How to Avoid Giving Up a Handball Foul

This famous Thierry Henry handball went uncalled and led to a major France victory - (Photo: Wikihow.com)

The handball foul is usually a minor one, but it can be an absolute disaster if it occurs in your team’s penalty box.  One of the most dreadful ways in which to concede a penalty kick, a game can quickly be lost if someone carelessly lets the ball touch their hand.  But with a clutter in the box and often times a rather manic situation where the ball bounces off everyone, your hands could connect with the ball by a complete accident.  What are some ways to ensure that your team won’t be severely punished in such a moment?

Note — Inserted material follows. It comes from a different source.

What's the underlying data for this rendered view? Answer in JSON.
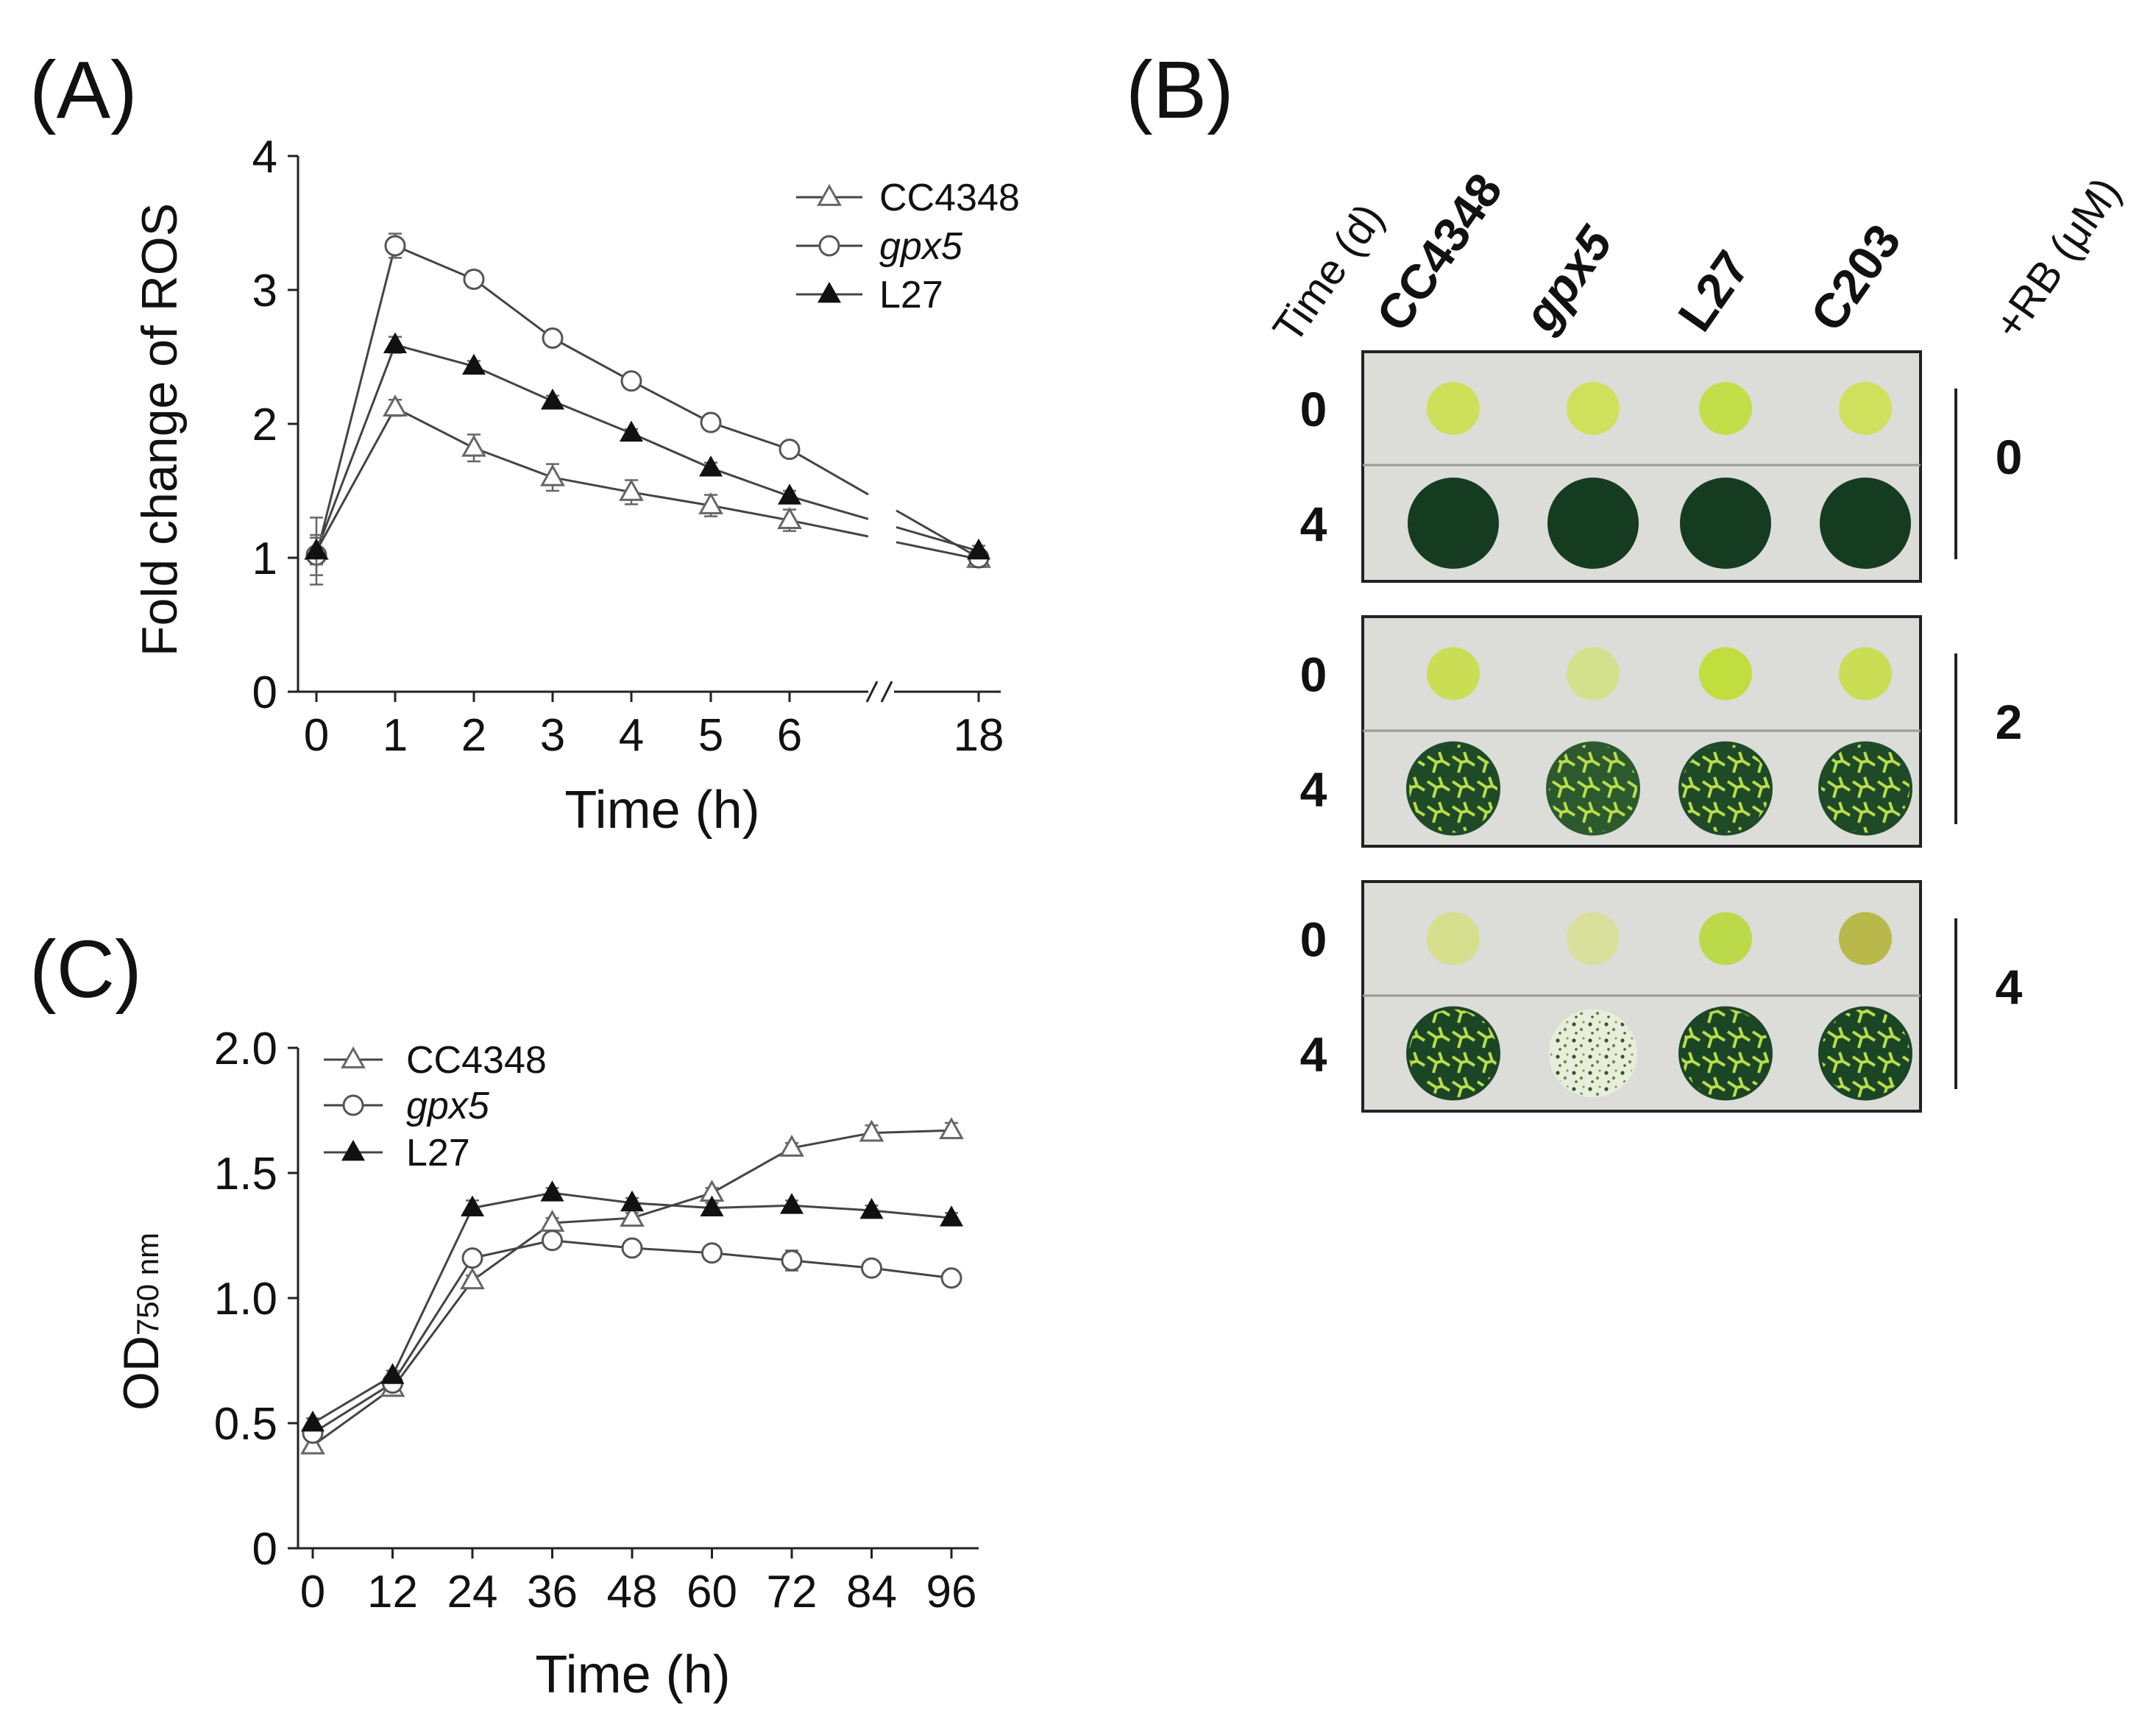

Firstly, you need to make sure that your arms aren’t in a position where they will likely come across the ball.  Therefore, keep them down and at your side.  If your hands are up and someone’s shot clamors off them, it won’t matter that the contact was incidental; your hand prevented the shot from going on target to the goal.  In blocking an obvious shot with your hand, a penalty will be awarded and you could possibly even get sent off.  Therefore, take care to keep your arms and hands down and away from areas that would be beneficial to your team.

Another problem players sometimes have is when they instinctually move their arms up in order to block the path of the ball.  This can happen in an instant without your even thinking about it, but the result will be a penalty again.

The only way to maintain innocence through an incidental handball is if your hands are down and at your sides.  This way even if the ball accidentally comes into contact with your arms, you cannot be blamed for trying to obstruct it.  You arms are in a natural position and the contact was likely incidental.

The big problem with handballs in the penalty box is that the result is often entirely up to the referee.  Many players have been unfortunate villains because the ball hit them when they had no intention of doing so and were merely the victims of a random bounce of the soccer ball.  However, a smart player knows how to limit those occurrences from happening and they do wise to keep their hands down.

Also, become more skilled at shifting your body or legs towards positions that will help you block a shot.  Run at the player about to shoot to reduce their window of aim and leap where you feel the shot is headed.  Depending on where you are located in comparison to the player and how far away you are, you may have a few moments to shift your body into a good blocking position.

If you do end up letting the ball hit your arm, even in a position that you know should be a foul, don’t let admit to it.  Carry on like nothing has happened.  If the referee makes the penalty call, that’s too bad.  But don’t make it an easy call by immediately stopping and apologizing.  Just keep playing and defend well.  Remember, you don’t make the calls; the ref does.  So if you know a call should be made against you, don’t alert anyone to what you have done!

Things happen fast in soccer and so do handballs.  Therefore, make sure that you are well prepared to handle such situations in a mature manner.  At practice, coaches should teach players how to block through drills so that they can get some experience making blocks without the use of their hands.  If such things are never practiced, you will find yourself often guilty of making a handball and at the mercy of the referee!